There are fears property managers have found a loophole in the new ban on letting fees after a man was charged for transferring his rental into his niece's name.
The Government last month banned the charging of letting fees to new renters, arguing property managers should instead recover their costs from landlords.
However, when former West Auckland tenant Ben recently left his Glendene rental and sought to have his niece take over the tenancy, he was hit with a $250 fee.
Ben - who did not want his surname published - suspected the charge was a letting fee in disguise for his niece's new tenancy.
The Ministry of Business, Innovation and Employment has confirmed his property managers were within their rights to charge him.
This was because - rather than being a new tenancy where a letting fee would not have been permitted - Ben's case was considered a variation of his existing tenancy contract and, as such, his property managers were allowed to charge him for the costs of their services.
Despite MBIE's stance, Tenants Protection Association chair Anthony Rimmell is "extremely disappointed", saying it seemed like a loophole to circumvent the letting fee ban.
"It might be legal but it is against the spirit of the ban," he said.
"It flies in the face of what was intended."
Property managers had previously been allowed to charge new renters letting fees as a way to recover the costs involved in looking for tenants on behalf of landlords.
But the Government banned letting fees last month as part of a raft of new measures designed to strengthen the rights of renters and keep costs down at a time when home ownership is out of the reach of many.
Ben's was the first instance of the fee being charged that both Rimmell and fellow lobbyist Robert Whitaker from Renters United had heard of, but they worried there would be more.
Whitaker said Wellington was in the middle of the busy New Year period when many new tenancies started up.
"We'll be out there asking tenants to report cases where they are being asked to pay a fee of any kind," he said.
"We can check that the new law is being applied properly by property managers, and they are not trying to sneak in by the back door by calling the letting fee something else."

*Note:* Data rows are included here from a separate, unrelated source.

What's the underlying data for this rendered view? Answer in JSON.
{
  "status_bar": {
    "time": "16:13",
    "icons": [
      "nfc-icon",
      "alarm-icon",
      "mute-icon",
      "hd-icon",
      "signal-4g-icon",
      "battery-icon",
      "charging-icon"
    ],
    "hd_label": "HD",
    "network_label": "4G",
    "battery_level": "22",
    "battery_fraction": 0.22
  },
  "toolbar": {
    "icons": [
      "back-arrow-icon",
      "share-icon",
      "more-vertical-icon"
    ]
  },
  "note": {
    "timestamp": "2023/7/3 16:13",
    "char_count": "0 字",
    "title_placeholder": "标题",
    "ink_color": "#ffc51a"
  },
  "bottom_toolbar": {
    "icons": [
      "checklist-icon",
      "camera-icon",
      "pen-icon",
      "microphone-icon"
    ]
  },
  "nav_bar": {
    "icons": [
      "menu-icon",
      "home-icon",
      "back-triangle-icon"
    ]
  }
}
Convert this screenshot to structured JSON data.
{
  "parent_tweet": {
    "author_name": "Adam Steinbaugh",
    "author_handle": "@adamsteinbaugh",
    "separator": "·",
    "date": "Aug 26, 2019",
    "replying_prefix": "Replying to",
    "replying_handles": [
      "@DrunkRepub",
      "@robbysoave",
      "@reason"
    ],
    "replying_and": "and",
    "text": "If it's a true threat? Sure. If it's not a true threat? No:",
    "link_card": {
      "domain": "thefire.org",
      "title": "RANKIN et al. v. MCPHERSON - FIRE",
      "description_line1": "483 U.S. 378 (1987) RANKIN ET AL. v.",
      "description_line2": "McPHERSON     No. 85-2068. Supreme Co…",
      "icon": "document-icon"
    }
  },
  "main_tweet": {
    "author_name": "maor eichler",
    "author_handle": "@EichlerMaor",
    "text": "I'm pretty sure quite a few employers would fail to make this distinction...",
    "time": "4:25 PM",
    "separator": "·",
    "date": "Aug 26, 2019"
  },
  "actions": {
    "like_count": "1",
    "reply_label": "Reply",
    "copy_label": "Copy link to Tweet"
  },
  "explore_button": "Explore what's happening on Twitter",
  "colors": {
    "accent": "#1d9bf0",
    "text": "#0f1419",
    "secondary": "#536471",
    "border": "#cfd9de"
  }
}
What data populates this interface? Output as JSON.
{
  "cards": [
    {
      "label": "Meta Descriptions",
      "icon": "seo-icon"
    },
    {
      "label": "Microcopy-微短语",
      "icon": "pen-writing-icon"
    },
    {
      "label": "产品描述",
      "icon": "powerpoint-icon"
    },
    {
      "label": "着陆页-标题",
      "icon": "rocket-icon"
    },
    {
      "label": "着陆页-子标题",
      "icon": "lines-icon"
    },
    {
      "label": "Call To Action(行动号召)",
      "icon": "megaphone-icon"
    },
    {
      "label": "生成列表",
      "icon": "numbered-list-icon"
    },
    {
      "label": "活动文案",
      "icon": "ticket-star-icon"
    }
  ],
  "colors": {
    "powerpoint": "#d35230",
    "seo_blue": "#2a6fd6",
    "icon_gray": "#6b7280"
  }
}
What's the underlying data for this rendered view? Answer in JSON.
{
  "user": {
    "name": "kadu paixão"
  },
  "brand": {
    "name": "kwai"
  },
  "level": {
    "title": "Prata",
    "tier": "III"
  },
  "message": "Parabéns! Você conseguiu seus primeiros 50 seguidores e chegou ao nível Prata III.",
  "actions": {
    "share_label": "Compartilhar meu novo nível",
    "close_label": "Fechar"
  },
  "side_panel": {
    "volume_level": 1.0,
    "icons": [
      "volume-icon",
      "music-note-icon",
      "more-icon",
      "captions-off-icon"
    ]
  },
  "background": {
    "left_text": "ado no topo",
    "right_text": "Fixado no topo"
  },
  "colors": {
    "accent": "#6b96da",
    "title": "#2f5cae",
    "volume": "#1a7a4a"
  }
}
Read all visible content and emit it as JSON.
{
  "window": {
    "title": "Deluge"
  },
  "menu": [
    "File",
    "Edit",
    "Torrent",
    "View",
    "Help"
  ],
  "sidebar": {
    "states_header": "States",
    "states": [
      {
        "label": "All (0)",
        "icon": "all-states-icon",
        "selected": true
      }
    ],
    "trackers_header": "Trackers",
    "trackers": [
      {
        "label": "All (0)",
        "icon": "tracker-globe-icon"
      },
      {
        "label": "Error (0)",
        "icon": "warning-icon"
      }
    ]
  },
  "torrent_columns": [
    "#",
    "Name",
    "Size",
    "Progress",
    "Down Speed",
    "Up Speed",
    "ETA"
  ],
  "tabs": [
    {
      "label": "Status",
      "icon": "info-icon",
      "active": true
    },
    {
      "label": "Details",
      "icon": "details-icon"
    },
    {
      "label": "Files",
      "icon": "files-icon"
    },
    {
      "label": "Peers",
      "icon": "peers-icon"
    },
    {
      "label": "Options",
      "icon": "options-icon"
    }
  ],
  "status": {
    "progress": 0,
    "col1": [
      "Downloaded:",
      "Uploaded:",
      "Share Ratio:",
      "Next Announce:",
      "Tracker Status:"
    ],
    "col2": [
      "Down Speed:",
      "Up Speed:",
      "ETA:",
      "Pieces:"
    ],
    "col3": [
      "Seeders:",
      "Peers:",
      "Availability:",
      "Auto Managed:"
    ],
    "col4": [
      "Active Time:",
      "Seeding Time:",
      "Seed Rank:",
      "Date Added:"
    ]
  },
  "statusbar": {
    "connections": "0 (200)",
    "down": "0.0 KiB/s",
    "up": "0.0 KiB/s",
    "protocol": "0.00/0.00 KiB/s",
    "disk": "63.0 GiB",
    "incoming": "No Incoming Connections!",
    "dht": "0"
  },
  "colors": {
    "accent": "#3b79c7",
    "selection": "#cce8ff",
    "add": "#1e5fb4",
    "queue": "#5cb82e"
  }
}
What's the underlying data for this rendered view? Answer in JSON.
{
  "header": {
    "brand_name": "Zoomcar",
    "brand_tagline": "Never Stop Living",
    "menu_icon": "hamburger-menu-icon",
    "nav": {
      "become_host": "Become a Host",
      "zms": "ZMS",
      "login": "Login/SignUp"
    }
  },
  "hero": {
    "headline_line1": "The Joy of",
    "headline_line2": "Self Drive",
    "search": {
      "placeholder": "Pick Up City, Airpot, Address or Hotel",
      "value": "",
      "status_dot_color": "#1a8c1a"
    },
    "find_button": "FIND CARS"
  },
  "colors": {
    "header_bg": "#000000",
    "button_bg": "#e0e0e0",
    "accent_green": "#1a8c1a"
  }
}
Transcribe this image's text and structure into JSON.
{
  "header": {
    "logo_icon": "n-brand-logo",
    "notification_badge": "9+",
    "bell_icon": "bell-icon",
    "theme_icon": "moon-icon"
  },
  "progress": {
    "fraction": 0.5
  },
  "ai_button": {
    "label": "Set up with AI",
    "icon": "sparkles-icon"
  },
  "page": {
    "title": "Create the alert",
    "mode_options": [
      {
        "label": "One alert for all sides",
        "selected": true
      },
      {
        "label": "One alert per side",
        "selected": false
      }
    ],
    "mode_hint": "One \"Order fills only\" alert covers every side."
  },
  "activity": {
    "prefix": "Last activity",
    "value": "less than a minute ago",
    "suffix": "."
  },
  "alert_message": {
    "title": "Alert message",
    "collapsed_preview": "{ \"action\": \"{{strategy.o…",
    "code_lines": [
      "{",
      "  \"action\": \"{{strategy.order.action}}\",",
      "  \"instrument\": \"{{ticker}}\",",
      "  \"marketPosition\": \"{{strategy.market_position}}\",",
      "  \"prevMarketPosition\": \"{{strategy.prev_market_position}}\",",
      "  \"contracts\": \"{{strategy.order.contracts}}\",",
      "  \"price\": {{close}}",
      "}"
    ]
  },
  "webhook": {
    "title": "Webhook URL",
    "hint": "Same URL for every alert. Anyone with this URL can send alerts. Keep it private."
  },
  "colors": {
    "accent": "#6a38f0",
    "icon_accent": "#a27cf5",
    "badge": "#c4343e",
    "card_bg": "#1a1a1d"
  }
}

Rimmell said he would also seek to speak to Housing Minister Phil Twyford about the situation.
Helena Waldron, a business development manager with Ben's property managers, Impression Real Estate, said they eventually agreed to drop the $250 charge after Ben complained.
But she said the fee was standard at her company because "technically it was a change in (Ben's) agreement".
She said Impression Real Estate would have to make a new rental agreement, access new bond payments and do a credit check on Ben's niece, all of which would have cost the company money.
They advised Ben, he could let his tenancy end and then have his niece reapply for the rental.
This would mean she would have to reapply alongside others after the rental had been advertised, but she said there would be no fee charged and they would have put in a reference on her behalf with the landlord.
David Faulkner from property management consultants Real-iQ and Andrew King from the NZ Property Investors Federation backed Impression Real Estate.
They said the Tenancies Act allowed property managers to charge tenants when their requests caused costs to their business.
But Renters United's Whitaker worried that while property managers were allowed to charge "reasonable" fees for their services, it was hard to enforce because the only way to do so was to have tenants complain to the Tenancy Tribunal.
"No tenant is likely to want to take their landlord to the tribunal over $250 so even it is unfair they will probably bite the bullet and pay it," he said.
"This is a problem with lots of the tenancy laws is that it is up to the tenant to enforce it themselves and that puts them at a big disadvantage."